Founderless and VCless

What does AI productivity improvement mean for the VC business model? Jackie asked me about the timeline for AI adoption to start skewing how companies raise VC money, and a couple of recent posts by Brian and Connor also got me thinking about it more.

TL;DR: AI makes early product exploration cheaper and faster. That does not eliminate venture capital, but it changes where it adds the most value.

Background for anyone outside that world: VC is a high-risk asset class built on power laws. A small number of outcomes drive fund returns. The later the stage, the more evidence you have, and the lower the financing risk.

Historically, founders raised capital early because product discovery was expensive. Teams needed money to build, test, and iterate before they had proof.

AI reduces that cost for certain software categories. A small team can now run more experiments per month than before. The result is not certainty, but faster signal.

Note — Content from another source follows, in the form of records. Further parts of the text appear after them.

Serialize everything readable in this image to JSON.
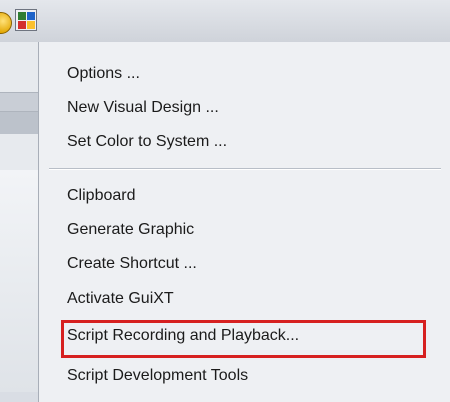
{
  "menu": {
    "items": [
      {
        "label": "Options ..."
      },
      {
        "label": "New Visual Design ..."
      },
      {
        "label": "Set Color to System ..."
      },
      {
        "label": "Clipboard"
      },
      {
        "label": "Generate Graphic"
      },
      {
        "label": "Create Shortcut ..."
      },
      {
        "label": "Activate GuiXT"
      },
      {
        "label": "Script Recording and Playback..."
      },
      {
        "label": "Script Development Tools"
      }
    ]
  },
  "colors": {
    "highlight_border": "#d62020",
    "menu_background": "#eef0f3"
  },
  "icons": {
    "toolbar_left": "yellow-circle-icon",
    "toolbar_layout": "customize-layout-icon"
  }
}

How will AI affect the VC business model?

My intuition is that top operators are already seeing meaningful leverage in the build/learn loop. In many contexts that looks like a 3-10x speed/cost improvement in early execution.

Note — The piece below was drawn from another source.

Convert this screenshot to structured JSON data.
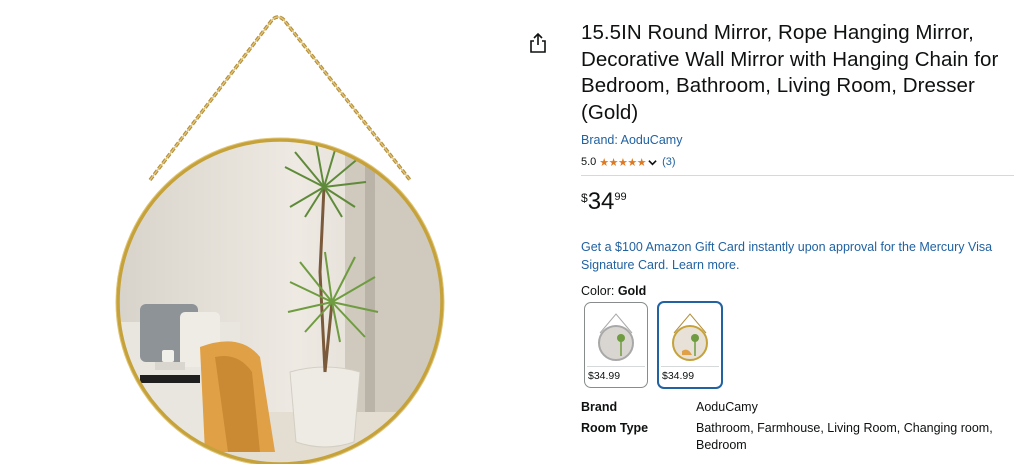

That should push some financing activity later:

VC still matters. Distribution, hiring, governance, and follow-on access to capital are still hard problems. Good investors can help materially there.

But I do expect more "VC-later" companies: teams that use AI to reach clearer product-market evidence before they take dilution.

On the other side, I can also see more "founder-light" experiments where funds incubate ideas directly with capital + compute + operators.

Seed remains relevant. Growth capital remains relevant. The middle may compress for software categories where early product risk is now cheaper to test.